What a thought provoking thread!
In my whole life I have only had one dog. She was an all black miniature poodle, one of a litter of seven. Her siblings lived with us as well - but she knew that she had my heart. I had her for far too short of a time and I was shattered when I lost her.
My next love was Suger - an all white - long haired kitty that I loved dearly for 18 years. It took me months to even be able to say his name after he was gone. He was my little soul mate.
My next kitty was one that my husband and I adopted. It was supposed to be "his" cat because Sugar had been mine for so long. But when it was all said and done - Patches was truly mine and we had a heart connection as well.
Then along came Magic - all black - long haired - and one of the sweetest cats I have ever known. The communication between us was amazing.
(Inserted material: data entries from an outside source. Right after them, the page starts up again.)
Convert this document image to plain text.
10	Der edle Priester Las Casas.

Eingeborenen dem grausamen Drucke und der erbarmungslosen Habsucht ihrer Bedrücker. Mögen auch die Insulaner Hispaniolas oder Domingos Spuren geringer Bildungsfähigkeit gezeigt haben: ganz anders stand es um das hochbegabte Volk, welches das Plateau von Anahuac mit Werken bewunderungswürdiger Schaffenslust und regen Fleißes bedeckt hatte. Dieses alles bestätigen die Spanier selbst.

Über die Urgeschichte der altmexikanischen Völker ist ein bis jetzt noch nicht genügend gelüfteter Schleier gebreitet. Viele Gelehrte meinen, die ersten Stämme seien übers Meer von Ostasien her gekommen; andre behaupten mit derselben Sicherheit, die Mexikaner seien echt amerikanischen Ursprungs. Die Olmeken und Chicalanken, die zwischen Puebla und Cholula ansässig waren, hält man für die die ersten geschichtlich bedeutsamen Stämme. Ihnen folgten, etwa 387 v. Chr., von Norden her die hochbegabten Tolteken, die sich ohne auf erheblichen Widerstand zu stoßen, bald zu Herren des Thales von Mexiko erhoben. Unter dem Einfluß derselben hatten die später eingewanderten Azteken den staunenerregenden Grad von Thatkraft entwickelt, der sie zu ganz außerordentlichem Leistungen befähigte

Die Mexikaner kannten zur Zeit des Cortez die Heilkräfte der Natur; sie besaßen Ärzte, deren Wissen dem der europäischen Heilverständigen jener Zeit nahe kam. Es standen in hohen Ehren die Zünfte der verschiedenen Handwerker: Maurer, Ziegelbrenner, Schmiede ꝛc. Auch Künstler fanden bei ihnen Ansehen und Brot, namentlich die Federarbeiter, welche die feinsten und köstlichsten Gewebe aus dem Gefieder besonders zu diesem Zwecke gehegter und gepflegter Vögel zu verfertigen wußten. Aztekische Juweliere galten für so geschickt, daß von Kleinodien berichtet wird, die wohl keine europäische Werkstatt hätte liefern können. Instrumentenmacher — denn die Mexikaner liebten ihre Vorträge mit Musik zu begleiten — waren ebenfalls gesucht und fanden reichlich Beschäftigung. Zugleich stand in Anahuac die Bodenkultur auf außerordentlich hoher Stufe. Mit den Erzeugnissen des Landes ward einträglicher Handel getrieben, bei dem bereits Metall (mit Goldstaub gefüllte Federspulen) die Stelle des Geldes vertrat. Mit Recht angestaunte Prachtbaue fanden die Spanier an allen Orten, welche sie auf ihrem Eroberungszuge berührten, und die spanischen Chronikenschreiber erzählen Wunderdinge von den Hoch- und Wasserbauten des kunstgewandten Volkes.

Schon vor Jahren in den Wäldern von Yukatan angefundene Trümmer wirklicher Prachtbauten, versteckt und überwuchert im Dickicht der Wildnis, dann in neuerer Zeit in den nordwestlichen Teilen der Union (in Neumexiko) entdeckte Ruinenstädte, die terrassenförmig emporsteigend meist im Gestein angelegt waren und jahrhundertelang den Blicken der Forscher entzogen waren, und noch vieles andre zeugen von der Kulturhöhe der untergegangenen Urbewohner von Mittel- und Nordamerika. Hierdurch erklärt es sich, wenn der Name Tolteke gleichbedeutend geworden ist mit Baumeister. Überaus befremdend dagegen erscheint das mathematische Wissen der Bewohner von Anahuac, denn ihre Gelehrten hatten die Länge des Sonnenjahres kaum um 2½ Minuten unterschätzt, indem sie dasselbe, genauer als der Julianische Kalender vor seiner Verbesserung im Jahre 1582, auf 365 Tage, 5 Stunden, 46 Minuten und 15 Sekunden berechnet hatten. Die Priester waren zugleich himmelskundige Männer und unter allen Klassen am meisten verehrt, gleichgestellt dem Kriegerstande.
Talk about love being shown by an animal - goodness - it was so sweet it almost hurt. Magic had just "shown up" in my yard at around nine months - and I lost him to cancer when he was 13.
Right before I lost Magic, Rascal again "just showed up" and it was clear he was going to live with me. He practically showed me in every way possible that I had no choice in the matter.
I will never regret taking him in............
And then Annie and Emma were more or less dumped on me by my neighbor. And here I am with three orange kitties.
I have learned that whatever you put into an animal you get back a thousand fold. But it takes time.........you have to be consistent and persistent. Annie and Emma were offspring of a stray - so they were somewhat wild..........but three years later I have utter devotion from them - and finally complete trust.
Do we ever love them too much? I don't think that is possible. They deserve every last drop you can give them.
The most difficult part is of course, saying goodbye..........but have we really parted? How could a pet that has given you so much love and purrs and headbumps and fun - ever leave you? They are firmly locked in my heart and I know that I am in theirs.